Es gibt zudem die Möglichkeit, eine einzelne Sonde in der Speiseröhre auf der Höhe des Herzens zu platzieren. In diesem Fall wird ein 1-Kanal-EKG aufgezeichnet. Bei einem intrakardialen EKG erfolgt die Messung über einen sogenannten Elektrodenkatheter.

Wer braucht welches EKG?

Für Routine-Untersuchungen, wie sie im Rahmen von Checkups in Hausarztpraxen durchgeführt werden, werden EKGs mit drei, häufiger sechs Ableitungen geschrieben. Auch viele mobile EKG-Geräte für zu Hause oder für die Langzeitmessung schreiben drei Kurven. Diese bieten bereits einen ganz guten Anhaltspunkt für die Herzfunktion.

Für weitergehende kardiologische Fragestellungen werden in der Regel EKGs mit 12 oder mehr Kanälen verwendet. Letztlich erfolgt jede Beurteilung der EKG-Kurven in Zusammenhang mit den Beschwerden und dem körperlichen Befund.
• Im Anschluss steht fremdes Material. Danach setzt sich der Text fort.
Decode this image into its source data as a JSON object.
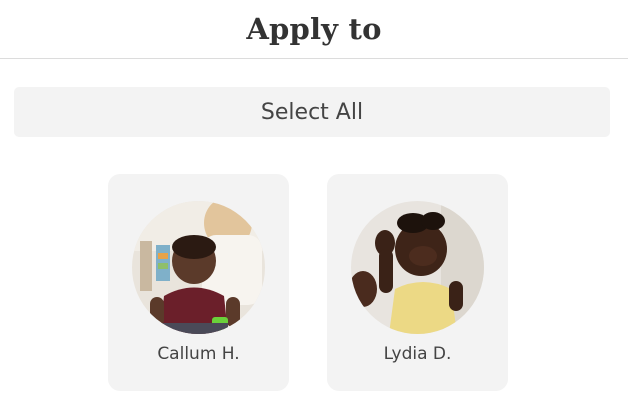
{
  "header": {
    "title": "Apply to"
  },
  "select_all": {
    "label": "Select All"
  },
  "children": [
    {
      "name": "Callum H.",
      "photo": "child-photo"
    },
    {
      "name": "Lydia D.",
      "photo": "child-photo"
    }
  ],
  "colors": {
    "card_bg": "#f3f3f3",
    "text": "#444444",
    "title": "#333333",
    "divider": "#dcdcdc"
  }
}
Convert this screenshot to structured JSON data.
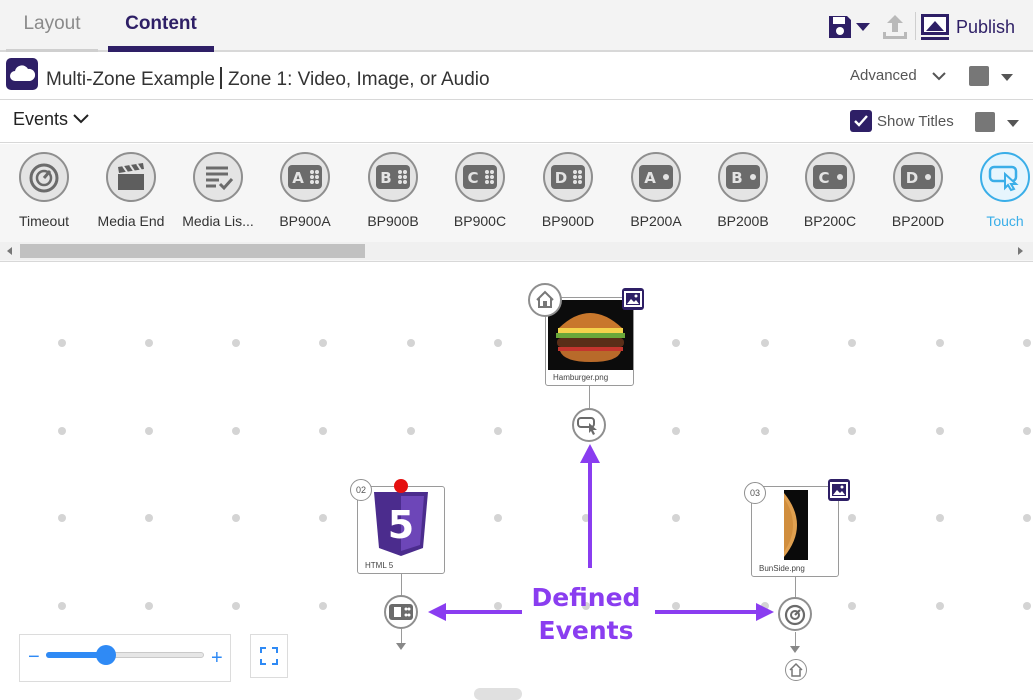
{
  "tabs": {
    "layout": "Layout",
    "content": "Content"
  },
  "toolbar": {
    "publish_label": "Publish"
  },
  "title": {
    "presentation": "Multi-Zone Example",
    "zone": "Zone 1: Video, Image, or Audio",
    "advanced_label": "Advanced"
  },
  "events_bar": {
    "label": "Events",
    "show_titles_label": "Show Titles",
    "show_titles_checked": true
  },
  "palette": [
    {
      "label": "Timeout",
      "icon": "timeout-icon"
    },
    {
      "label": "Media End",
      "icon": "clapperboard-icon"
    },
    {
      "label": "Media Lis...",
      "icon": "media-list-icon"
    },
    {
      "label": "BP900A",
      "icon": "button-panel-icon",
      "letter": "A"
    },
    {
      "label": "BP900B",
      "icon": "button-panel-icon",
      "letter": "B"
    },
    {
      "label": "BP900C",
      "icon": "button-panel-icon",
      "letter": "C"
    },
    {
      "label": "BP900D",
      "icon": "button-panel-icon",
      "letter": "D"
    },
    {
      "label": "BP200A",
      "icon": "button-panel-icon",
      "letter": "A"
    },
    {
      "label": "BP200B",
      "icon": "button-panel-icon",
      "letter": "B"
    },
    {
      "label": "BP200C",
      "icon": "button-panel-icon",
      "letter": "C"
    },
    {
      "label": "BP200D",
      "icon": "button-panel-icon",
      "letter": "D"
    },
    {
      "label": "Touch",
      "icon": "touch-icon"
    }
  ],
  "canvas": {
    "nodes": {
      "hamburger": {
        "caption": "Hamburger.png"
      },
      "html5": {
        "caption": "HTML 5",
        "badge": "02",
        "html_label": "5"
      },
      "bunside": {
        "caption": "BunSide.png",
        "badge": "03"
      }
    },
    "annotation": {
      "line1": "Defined",
      "line2": "Events"
    },
    "zoom": {
      "minus": "−",
      "plus": "+",
      "level": 0.38
    }
  },
  "colors": {
    "brand": "#2e1f66",
    "accent_touch": "#3aaee8",
    "annotation": "#8a3df0",
    "zoom": "#2f8af5",
    "alert_dot": "#e51010"
  }
}
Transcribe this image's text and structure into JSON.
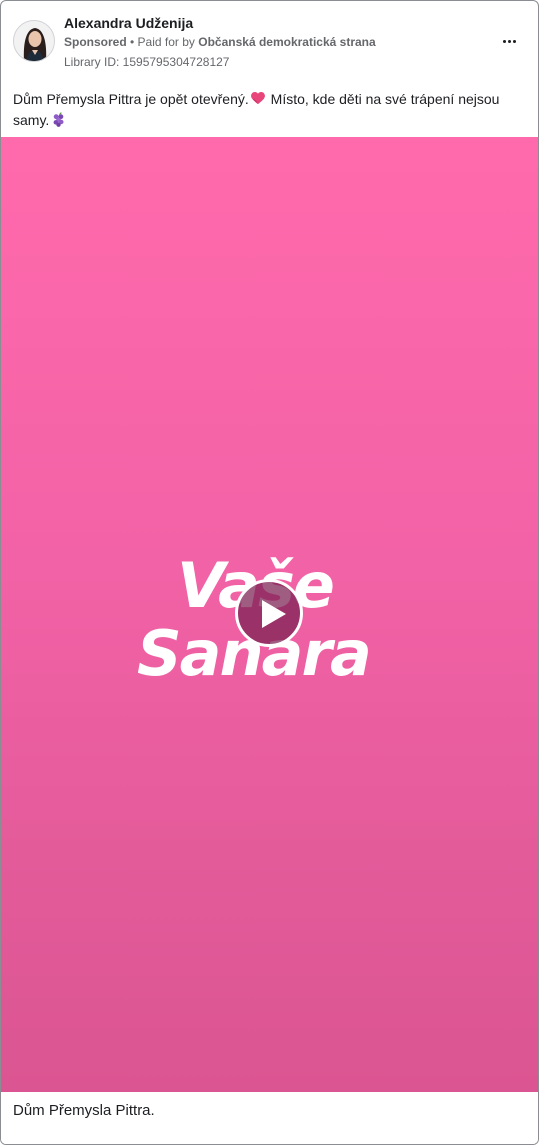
{
  "post": {
    "author": "Alexandra Udženija",
    "sponsored_label": "Sponsored",
    "bullet": " • ",
    "paid_for_prefix": "Paid for by ",
    "payer": "Občanská demokratická strana",
    "library_id": "Library ID: 1595795304728127",
    "more_icon": "more-horizontal-icon"
  },
  "body": {
    "text_part1": "Dům Přemysla Pittra je opět otevřený.",
    "text_part2": " Místo, kde děti na své trápení nejsou samy.",
    "heart_emoji_icon": "heart-emoji-icon",
    "grapes_emoji_icon": "grapes-emoji-icon"
  },
  "video": {
    "logo_text_line1": "Vaše",
    "logo_text_line2": "Sanara",
    "background_top": "#ff6aac",
    "background_bottom": "#db5592",
    "play_icon": "play-icon"
  },
  "footer": {
    "caption": "Dům Přemysla Pittra."
  }
}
Bei Smartphone-Apps oder einfachen EKG-Geräten für zu Hause wird oft nur ein 1-Kanal-EKG geschrieben. Es liefert Grundinformationen, die zum Beispiel für die Früherkennung von Herzrhythmusstörungen ausreichen oder während des Sportes eine Kontrolle des Herzschlages erlauben. Es leistet auch gute Dienste bei der Überwachung von Patienten in ambulanten Notfallsituationen und beim Langzeitmonitoring.

Nur ein Kanal wird auch als Anschauungshilfe in Texten verwendet, die Laien erklären, was ein Elektrokardiogramm zeigt und wie es mit den Phasen des Herzschlages zusammenhängt. Die Sichtachse, die diesen Abbildungen am ehesten entspricht, zieht sich über die ganze Herzlänge hin.